Board composition, of course, speaks to the diversity seated around the board table. Whether you accept the prevailing sentiment or not, there is ample evidence that boards with more diverse perspectives perform better. In order to garner more diverse viewpoints, the board needs to be less homogenous (read: “not full of largely middle-aged white men”) and more representative of the communities served and employee demographics of today and tomorrow. And let’s not forget about age diversity, which helps to bring the perspectives of younger generations (read: “vital future customers and employees”) into the boardroom. One real world example: How would you feel if your bank lost a sizable municipal deposit relationship because a local ordinance required a diverse board in order to do business with an institution? It can happen.

Lastly, many boards are aging. The average public director today is 63 — roughly two years older than a decade ago. And as directors age and begin to see the potential end of their board service, a number of community bank boards have responded by raised their mandatory retirement age and prolonging the inevitable.

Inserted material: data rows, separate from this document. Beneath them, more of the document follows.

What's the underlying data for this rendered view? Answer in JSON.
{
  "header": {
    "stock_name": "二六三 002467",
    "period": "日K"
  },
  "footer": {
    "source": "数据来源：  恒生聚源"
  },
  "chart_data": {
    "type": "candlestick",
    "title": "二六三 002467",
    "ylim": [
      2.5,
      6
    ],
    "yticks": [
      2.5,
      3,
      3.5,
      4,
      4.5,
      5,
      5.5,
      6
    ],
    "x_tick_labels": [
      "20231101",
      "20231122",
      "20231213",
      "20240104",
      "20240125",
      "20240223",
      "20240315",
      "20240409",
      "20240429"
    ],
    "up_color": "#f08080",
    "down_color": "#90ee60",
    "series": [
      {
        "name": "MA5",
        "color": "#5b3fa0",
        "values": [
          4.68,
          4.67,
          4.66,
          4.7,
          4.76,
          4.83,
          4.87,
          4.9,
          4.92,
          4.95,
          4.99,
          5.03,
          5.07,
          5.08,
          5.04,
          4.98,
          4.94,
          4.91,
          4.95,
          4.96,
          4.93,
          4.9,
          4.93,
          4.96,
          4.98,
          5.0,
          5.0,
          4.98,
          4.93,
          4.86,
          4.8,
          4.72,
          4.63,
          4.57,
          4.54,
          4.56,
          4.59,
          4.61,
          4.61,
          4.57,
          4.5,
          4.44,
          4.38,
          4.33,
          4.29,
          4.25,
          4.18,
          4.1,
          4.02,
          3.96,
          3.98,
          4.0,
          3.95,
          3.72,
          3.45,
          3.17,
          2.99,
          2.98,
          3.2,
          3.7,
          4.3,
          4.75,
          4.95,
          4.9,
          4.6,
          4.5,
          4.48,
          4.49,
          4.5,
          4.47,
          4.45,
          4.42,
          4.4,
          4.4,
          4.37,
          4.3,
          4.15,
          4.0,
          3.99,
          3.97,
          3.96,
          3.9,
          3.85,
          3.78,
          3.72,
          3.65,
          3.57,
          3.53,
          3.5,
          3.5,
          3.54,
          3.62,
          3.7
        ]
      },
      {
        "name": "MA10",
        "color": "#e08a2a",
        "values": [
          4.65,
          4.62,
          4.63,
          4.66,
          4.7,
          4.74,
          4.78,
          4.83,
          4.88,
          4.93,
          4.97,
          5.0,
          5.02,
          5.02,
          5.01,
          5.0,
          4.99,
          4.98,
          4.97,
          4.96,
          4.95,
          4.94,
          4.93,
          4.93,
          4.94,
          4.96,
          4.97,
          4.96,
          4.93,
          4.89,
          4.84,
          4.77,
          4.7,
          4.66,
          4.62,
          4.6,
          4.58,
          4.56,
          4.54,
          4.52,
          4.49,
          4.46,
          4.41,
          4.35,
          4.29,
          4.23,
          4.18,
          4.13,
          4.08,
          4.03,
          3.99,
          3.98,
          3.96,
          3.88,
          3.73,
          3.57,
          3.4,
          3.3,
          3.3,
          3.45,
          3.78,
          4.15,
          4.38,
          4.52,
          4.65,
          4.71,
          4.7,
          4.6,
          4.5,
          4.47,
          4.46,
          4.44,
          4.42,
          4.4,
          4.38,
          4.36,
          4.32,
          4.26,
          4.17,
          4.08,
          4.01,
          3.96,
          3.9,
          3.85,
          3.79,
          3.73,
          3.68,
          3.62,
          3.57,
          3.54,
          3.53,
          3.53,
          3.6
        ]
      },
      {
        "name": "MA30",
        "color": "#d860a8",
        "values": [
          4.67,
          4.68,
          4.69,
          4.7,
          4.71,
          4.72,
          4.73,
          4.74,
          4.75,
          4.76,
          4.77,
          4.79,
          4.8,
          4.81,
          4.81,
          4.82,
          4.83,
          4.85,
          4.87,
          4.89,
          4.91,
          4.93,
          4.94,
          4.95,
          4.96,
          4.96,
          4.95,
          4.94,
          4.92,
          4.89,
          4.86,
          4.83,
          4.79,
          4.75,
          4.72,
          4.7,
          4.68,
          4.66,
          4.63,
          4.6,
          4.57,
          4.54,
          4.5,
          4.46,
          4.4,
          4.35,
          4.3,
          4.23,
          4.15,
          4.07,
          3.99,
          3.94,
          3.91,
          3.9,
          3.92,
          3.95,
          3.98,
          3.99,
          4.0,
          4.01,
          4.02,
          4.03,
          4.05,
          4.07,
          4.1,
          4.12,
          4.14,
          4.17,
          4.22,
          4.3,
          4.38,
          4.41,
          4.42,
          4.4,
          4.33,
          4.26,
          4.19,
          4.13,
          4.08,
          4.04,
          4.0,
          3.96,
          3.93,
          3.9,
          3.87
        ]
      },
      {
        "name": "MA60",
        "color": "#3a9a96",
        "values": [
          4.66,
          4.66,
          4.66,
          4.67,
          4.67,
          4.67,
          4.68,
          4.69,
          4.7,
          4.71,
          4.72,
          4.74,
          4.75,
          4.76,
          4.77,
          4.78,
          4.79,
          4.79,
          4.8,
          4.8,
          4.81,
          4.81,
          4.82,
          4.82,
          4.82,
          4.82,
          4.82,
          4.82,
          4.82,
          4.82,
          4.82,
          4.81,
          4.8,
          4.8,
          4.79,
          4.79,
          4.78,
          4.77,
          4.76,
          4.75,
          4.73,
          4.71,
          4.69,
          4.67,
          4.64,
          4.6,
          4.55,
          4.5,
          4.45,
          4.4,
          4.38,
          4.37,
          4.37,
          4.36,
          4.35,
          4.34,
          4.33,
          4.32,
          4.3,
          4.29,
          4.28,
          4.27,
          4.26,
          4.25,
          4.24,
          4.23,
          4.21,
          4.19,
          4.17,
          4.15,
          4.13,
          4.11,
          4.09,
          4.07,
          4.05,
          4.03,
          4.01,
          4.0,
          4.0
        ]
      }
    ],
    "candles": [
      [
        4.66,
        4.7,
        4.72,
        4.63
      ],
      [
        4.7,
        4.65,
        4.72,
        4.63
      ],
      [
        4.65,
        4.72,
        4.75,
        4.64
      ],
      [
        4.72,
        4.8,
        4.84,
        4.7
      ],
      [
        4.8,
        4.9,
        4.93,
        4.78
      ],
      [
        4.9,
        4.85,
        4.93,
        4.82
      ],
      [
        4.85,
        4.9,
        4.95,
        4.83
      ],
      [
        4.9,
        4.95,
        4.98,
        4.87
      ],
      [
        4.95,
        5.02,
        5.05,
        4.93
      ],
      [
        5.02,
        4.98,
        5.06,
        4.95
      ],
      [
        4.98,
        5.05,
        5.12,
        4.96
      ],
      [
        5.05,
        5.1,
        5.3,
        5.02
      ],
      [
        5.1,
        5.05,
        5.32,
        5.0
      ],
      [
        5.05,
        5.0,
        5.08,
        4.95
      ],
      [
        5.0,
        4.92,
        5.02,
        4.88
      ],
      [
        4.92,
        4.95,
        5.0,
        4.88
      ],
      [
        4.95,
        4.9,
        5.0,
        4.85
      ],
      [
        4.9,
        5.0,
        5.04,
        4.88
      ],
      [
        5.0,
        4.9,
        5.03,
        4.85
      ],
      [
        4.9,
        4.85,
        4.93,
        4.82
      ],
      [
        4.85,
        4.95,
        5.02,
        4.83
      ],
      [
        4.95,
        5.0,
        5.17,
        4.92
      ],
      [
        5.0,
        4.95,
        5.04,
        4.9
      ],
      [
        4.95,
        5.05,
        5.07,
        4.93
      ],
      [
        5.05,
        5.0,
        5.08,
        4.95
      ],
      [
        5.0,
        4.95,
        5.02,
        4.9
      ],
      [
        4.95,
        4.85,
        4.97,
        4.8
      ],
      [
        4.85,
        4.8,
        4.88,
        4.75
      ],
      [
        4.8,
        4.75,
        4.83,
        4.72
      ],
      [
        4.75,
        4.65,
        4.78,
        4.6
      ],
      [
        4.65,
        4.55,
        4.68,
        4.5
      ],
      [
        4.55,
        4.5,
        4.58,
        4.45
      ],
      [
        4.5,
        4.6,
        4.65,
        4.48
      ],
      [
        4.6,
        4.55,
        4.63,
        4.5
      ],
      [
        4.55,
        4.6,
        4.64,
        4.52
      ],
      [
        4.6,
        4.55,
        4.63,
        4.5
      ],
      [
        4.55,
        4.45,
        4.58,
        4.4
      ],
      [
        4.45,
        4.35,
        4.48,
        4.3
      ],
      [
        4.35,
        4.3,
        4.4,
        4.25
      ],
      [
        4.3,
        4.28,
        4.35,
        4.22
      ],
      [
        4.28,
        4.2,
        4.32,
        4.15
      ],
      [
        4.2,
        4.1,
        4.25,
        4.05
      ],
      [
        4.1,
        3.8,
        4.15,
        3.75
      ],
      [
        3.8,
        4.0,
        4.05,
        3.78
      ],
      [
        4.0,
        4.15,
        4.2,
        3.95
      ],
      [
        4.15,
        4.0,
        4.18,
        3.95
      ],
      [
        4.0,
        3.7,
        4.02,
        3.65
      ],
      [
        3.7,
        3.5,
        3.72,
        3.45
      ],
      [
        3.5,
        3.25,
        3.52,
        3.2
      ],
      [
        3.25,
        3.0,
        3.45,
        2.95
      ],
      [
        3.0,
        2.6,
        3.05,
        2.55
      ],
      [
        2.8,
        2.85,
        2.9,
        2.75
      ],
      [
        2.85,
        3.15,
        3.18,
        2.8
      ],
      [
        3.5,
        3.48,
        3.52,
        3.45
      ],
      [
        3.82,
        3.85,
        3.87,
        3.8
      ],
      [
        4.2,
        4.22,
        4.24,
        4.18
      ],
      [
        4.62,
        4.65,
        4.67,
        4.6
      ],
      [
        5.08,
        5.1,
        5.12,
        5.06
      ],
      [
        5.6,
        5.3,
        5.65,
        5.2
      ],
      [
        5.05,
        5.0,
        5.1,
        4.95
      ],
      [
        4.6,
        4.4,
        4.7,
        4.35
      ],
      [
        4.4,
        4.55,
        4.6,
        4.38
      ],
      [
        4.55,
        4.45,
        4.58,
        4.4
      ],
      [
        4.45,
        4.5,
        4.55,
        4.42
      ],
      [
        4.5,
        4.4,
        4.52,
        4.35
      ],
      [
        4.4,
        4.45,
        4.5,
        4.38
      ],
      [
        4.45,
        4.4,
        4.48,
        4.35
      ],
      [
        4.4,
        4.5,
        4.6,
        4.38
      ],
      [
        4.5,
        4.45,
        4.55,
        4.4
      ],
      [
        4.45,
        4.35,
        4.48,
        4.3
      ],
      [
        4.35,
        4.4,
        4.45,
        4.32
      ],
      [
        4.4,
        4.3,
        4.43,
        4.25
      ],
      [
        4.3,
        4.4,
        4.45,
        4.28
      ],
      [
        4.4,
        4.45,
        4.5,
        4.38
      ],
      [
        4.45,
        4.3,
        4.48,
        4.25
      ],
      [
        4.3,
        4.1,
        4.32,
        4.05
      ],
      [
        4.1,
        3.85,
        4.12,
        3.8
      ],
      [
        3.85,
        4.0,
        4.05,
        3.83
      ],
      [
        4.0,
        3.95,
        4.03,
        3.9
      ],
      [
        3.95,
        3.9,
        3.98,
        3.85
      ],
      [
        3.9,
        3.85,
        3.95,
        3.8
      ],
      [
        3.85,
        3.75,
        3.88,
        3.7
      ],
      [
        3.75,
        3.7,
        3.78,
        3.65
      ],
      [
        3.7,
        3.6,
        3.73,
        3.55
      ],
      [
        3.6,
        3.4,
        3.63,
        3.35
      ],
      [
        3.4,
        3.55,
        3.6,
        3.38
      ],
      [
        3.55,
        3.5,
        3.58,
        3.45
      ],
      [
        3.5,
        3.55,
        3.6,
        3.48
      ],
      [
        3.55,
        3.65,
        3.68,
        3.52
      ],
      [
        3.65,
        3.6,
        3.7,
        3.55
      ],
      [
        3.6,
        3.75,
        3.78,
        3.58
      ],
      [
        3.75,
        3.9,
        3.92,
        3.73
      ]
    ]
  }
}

Yet with rising tenure and aging boards, how can an institution bring on next-level board talent to ensure continued strong performance and good governance, without becoming unnecessarily large? Boards need to stay strong and hold to their longstanding age and tenure policies, or establish a tenure or retirement limit, in order to allow for a healthy refresh for the demands ahead.

High-performing companies typically have high-performing boards. It is rare to see an institution with strong performance accompanied by a weak or poorly governed board. Boards that take the time to thoughtfully optimize their size, composition and refreshment practices will likely improve the bank’s performance — and the odds of continued independence.